Sunday, August 23, 2009

Oh, THAT rule of law

I don't suggest that you go and read this whole editorial in the Orlando Sentinel. It's pretty slimy. (Sample--he refers to Terri Schiavo's parents as "wanting to maintain her mindless body." Nice guy.) Pamela Geller eviscerates it here, and while I can't entirely approve of her language (though it could be worse) and wish she'd ease off on the boldface and caps, I approve of her passion. It's about the Rifqa Bary case. The author, Mike Thomas, is a toady for the Muslim lobby. The ending is pretty striking though. As in, horrifying. I kid you not, this is how it ends, word for word, cut and pasted from the editorial:
Fortunately, we have a rule of law to protect individuals from the political passions and religious doctrine of others. It is what separates us from Iran and Saudi Arabia.

The rule of law blocked Gov. Jeb Bush from imposing his personal beliefs in the Terri Schiavo case.

The rule of law sent Elián González back to his father.

And ultimately, the rule of law will send Rifqa back to Ohio.

Oh, that rule of law. Gotcha.

4 comments:

William Luse said...

Thomas is a reliably lightweight liberal flak. Thus, I never read him. It only takes a couple sentences to figure it out. Remember some time ago when me and the mayor wrestled a pit bull that had attacked and would not let go of a neighbor's little dog? All Thomas could do was make jokes about the mayor, who's a Democrat and gets no sympathy from me on that score. But he at least had the guts to jump in when he was needed. I'd like to see if Thomas would do the same. I think he's more comfortable sitting before a computer cultivating a superiorly ironic distance expressed in the most mediocre prose imaginable.

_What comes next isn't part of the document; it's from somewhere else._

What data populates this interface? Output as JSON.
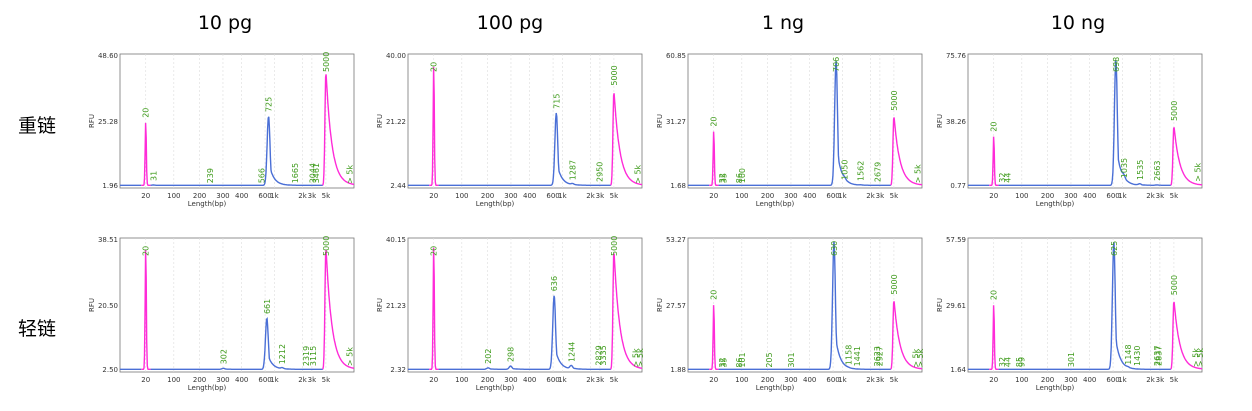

Re his current column, I like the comment of the guy who left a tiny url to a google search page packed with links to stories of honor killings that have transpired...in the West.

alaiyo said...

God help her if the "rule of law" is followed as this writer thinks it ought to be.

I should look up that url, as awful as it is to read about these. It helps sometimes to have the evidence at hand.

Lydia McGrew said...

I was struck by the irony of the examples he chose. In the one case, a little boy was sent back against his will to a totalitarian country. In the other case, a young woman was killed. Either one of these fates could befall Rifqa, and Thomas seems to want that to happen. It's like he has a rhetorical tin ear. He can't even hear the obvious answer: "Oh, so you want her to be dragged back to Sri Lanka and have all her freedom taken away or to be killed?" And he can't even hear the unintentional irony in his talking about the "rule of law" to protect individuals from others' religious passions! Who is the individual here who needs to be protected by the law from others' religious passions? Obviously, it's Rifqa. His attempt to turn her father into a victim is ludicrous.

William Luse said...

Yup. I guess the ideology has to come first. What the ideology is I have no idea, unless it's the "Muslims are just like us" variety, or that what we are doing to the father is tantamount to racial profiling. Imagine profiling a race or religion to save a girl's life. Horrors.